Feuer mit vermisster Person

Für den 25. April stand wieder eine Einsatzübung an. Das Übungsszenario diesmal: Feuer mit vermisster Person in einem Geräteschuppen an einem landwirtschaftlichen Feld.

Nach der Übungsalarmierung rückten das LF 10/6 und das MZF in die Bahnhofstraße aus, wo das simulierte Brandobjekt stand. Da der Einsatzort weit vom Hydrantennetz entfernt lag, musste per Schlauchhaspel eine über 400 m lange B-Leitung vom Unterflurhydranten an der Hauptstraße gelegt werden.

Unterdessen nahm das Doku-Team seine Arbeit im MZF auf, um den Einsatzleiter bei der Dokumentation und dem Funkverkehr mit der Übungsleitstelle und weiteren simulierten Einheiten zu unterstützen.

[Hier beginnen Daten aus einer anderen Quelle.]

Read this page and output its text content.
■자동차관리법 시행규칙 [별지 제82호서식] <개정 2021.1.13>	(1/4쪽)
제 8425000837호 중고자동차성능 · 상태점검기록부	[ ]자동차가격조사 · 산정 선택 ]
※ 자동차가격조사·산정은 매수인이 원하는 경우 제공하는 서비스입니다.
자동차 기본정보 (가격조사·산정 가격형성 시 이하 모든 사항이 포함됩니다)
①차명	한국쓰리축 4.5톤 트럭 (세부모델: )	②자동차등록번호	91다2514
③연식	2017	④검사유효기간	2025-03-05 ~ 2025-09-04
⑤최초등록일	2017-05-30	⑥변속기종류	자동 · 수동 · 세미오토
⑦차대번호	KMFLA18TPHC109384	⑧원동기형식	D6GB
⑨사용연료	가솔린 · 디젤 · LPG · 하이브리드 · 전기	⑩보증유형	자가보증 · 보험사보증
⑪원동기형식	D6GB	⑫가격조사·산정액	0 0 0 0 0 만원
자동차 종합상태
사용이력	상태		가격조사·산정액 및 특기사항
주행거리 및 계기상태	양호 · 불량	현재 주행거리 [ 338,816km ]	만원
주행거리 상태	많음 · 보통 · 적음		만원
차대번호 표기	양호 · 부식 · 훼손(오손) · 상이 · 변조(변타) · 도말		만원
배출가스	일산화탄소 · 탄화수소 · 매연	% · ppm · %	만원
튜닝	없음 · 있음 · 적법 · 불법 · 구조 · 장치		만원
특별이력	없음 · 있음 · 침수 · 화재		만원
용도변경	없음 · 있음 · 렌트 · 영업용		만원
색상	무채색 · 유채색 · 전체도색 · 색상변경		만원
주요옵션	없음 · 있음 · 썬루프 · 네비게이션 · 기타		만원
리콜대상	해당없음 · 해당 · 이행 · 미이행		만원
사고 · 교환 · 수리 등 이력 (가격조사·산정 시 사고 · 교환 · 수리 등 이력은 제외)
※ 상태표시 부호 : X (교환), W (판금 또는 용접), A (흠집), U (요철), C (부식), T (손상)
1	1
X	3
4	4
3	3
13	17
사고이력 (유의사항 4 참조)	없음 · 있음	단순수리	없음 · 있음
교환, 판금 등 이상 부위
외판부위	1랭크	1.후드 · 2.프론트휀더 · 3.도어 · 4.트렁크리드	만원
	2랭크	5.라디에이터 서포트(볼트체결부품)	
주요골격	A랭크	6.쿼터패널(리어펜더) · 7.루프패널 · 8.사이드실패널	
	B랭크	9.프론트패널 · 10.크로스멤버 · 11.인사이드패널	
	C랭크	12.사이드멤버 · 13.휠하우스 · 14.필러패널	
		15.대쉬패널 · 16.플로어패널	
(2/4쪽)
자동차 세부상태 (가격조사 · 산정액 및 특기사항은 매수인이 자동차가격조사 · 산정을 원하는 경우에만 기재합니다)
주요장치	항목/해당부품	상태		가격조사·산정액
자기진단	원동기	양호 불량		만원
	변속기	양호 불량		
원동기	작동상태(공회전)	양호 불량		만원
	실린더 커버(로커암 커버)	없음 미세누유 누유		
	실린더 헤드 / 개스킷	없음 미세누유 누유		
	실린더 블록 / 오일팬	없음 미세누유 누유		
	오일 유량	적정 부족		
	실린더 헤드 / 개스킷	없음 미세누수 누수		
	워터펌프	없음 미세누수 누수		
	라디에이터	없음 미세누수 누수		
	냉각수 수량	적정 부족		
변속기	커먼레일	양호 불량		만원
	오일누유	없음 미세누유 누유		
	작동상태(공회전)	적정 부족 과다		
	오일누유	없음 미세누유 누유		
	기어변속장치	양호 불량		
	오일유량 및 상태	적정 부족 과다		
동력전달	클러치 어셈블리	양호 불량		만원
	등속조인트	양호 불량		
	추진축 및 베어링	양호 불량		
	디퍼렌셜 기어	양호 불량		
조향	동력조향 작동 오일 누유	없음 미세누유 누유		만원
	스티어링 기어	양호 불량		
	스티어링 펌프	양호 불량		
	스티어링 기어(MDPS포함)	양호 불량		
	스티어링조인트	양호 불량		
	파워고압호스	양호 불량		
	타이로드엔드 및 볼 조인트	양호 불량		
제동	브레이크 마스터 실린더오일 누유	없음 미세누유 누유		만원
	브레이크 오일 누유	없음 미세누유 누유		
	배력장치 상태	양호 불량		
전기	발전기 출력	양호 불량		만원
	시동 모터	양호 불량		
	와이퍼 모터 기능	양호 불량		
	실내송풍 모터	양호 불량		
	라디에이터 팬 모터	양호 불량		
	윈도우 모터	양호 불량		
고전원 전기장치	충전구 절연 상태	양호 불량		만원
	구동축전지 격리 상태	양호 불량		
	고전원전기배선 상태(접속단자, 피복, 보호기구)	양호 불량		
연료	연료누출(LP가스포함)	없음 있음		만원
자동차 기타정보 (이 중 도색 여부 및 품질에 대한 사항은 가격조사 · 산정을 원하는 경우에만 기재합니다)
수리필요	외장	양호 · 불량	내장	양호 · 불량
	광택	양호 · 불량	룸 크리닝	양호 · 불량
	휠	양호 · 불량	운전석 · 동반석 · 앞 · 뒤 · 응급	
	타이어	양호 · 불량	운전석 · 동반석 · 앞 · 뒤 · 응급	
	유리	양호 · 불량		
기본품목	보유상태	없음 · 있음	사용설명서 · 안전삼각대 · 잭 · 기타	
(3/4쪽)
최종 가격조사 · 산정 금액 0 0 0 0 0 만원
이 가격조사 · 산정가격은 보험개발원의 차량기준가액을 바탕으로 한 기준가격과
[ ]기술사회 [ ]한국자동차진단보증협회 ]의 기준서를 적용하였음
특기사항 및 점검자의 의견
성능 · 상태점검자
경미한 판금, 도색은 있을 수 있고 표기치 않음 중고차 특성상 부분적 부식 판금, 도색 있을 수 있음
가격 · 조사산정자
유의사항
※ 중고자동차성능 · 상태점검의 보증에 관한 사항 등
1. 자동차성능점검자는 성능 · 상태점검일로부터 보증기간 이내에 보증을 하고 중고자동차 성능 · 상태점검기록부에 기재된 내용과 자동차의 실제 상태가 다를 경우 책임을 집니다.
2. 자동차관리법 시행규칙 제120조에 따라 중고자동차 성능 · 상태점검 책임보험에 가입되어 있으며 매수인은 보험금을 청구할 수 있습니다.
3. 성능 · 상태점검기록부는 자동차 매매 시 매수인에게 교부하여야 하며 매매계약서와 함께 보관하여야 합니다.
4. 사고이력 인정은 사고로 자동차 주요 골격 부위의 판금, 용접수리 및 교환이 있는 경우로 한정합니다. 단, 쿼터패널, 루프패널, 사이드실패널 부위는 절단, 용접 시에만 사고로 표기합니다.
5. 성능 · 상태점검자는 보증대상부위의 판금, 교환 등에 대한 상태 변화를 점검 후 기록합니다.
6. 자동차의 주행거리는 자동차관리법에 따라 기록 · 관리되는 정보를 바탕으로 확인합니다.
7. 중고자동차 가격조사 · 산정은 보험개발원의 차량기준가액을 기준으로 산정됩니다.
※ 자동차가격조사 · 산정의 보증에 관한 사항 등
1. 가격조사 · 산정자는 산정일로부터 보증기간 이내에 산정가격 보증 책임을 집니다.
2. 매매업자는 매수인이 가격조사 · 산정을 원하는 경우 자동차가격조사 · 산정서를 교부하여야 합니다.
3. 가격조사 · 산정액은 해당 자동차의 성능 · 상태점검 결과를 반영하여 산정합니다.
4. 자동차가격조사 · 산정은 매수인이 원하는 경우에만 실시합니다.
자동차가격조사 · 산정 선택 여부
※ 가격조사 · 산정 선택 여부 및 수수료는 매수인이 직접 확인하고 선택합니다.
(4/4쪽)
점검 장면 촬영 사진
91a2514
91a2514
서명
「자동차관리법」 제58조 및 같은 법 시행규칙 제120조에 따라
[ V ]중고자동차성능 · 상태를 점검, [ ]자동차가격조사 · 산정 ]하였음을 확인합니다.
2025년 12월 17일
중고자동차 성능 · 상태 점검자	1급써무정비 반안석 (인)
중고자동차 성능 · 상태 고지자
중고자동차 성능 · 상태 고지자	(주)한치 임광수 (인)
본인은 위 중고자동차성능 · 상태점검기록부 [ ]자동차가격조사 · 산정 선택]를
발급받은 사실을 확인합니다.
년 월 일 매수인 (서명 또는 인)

Als die Wasserversorgung stand, rückte der Angriffstrupp unter Atemschutz in das Brandobjekt vor. Um die Übung realistischer zu gestalten, wurde eine Nebelmaschine im Inneren eingesetzt. Der Angriffstrupp fand schnell zwei Personen vor und rettete diese aus dem Schuppen. Er konnte zudem zügig den Brand löschen. Währenddessen wurden zwei weitere Strahlrohre von Trupps im Außenbereich vorgenommen, um eine weitere Ausbreitung des Brandes zu verhindern.

Nach Abschluss der Übung wurde das genutzte Material wieder verstaut und der Dienstabend bei Grillgut im Gerätehaus beendet.